In mid-November Alsup ruled Apple’s copyright infringement claim was valid and rejected the basis of Psystar’s countersuit: that Apple was misusing its copyright claims. The full ruling was posted on Groklaw. “We’ve agreed that Apple will not collect these damages until all appeals have been heard,” Camera said. “Until then, we have no liability.”
Apple claimed Psystar violated three of its exclusive rights in Mac OS X: Its reproduction right, its distribution right and its right to create derivative works. In November 2008, Psystar’s countersuit, claiming monopolistic practices and copyright misuse, was dismissed. However, in December of 2008 Psystar charged that Apple was prohibited from bringing action against Psystar due to a failure to register certain copyrights, and claimed their actions did not amount to creating a derivative work because of modifications made to the source code and kernel extensions.
Psystar is now hoping for a more favourable outcome in a pending parallel case in Florida, where the company will argue that any injunction from the court should not extend to Rebel EFI, a Psystar product that has not been litigated in the previous case. A hearing on remedies has been set for 14 December in California.

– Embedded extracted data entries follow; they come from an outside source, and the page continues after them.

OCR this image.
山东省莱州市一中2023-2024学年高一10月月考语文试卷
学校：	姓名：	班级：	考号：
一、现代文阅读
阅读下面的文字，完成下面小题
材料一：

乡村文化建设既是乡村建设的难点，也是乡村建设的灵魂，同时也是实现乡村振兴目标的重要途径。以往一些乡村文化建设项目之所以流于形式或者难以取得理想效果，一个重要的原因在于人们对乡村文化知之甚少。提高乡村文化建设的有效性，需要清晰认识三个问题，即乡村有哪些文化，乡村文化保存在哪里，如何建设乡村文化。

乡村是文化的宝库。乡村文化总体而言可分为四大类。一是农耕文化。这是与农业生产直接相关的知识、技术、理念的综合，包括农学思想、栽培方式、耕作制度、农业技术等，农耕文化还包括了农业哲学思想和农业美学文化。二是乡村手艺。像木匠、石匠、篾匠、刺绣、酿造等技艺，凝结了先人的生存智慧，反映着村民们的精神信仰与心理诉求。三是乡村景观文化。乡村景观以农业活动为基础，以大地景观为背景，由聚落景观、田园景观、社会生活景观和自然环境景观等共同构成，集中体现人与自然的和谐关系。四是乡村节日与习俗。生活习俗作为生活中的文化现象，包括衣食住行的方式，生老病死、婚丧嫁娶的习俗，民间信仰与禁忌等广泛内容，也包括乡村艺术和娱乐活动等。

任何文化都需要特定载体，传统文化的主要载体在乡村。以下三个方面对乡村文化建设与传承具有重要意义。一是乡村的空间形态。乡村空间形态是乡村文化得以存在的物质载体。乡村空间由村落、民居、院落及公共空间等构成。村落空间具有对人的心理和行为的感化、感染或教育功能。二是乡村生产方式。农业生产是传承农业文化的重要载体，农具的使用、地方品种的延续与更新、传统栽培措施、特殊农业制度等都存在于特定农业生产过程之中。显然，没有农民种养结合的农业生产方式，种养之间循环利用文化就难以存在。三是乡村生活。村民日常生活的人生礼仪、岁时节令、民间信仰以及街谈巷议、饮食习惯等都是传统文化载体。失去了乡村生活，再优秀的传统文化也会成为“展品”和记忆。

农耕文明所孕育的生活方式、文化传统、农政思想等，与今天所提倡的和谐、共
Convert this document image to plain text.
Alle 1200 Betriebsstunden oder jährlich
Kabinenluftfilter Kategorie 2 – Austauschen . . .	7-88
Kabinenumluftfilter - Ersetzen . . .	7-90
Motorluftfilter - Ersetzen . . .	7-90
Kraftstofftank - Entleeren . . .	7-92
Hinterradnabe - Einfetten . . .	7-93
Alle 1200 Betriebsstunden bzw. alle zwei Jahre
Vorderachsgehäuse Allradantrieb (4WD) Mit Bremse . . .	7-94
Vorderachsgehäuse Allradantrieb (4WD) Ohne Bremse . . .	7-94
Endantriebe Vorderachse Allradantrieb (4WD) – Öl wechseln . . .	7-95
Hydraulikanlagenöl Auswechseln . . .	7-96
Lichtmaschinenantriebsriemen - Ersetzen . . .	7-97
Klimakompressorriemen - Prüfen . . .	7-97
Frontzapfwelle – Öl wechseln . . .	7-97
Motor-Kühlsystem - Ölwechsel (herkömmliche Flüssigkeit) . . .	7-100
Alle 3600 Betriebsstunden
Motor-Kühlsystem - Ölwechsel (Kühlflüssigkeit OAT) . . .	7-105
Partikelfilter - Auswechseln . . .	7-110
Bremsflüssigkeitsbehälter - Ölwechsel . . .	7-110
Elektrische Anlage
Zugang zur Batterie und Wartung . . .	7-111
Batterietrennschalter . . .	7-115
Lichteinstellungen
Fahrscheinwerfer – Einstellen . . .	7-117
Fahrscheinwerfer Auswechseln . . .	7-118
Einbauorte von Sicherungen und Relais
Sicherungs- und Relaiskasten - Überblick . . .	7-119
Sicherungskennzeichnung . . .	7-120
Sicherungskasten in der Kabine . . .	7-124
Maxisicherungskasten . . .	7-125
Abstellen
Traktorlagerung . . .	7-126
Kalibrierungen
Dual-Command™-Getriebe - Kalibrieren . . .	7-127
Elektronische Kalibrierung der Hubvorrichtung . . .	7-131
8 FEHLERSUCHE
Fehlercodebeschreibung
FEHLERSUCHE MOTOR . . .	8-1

“If this Court were to grant an injunction broad enough to cover Mac OS X Snow Leopard, it would be undoing its earlier decision not to allow Apple to introduce Snow Leopard into this case after maintaining that discovery about Snow Leopard was irrelevant,” documents filed by the company’s legal team argue. “Indeed, Apple asks this Court to go one step further and enjoin not only Psystar computers running Mac OS X Snow Leopard, but also an entirely new software-only product, Rebel EFI, that has not been the subject of any discovery at all in this action.”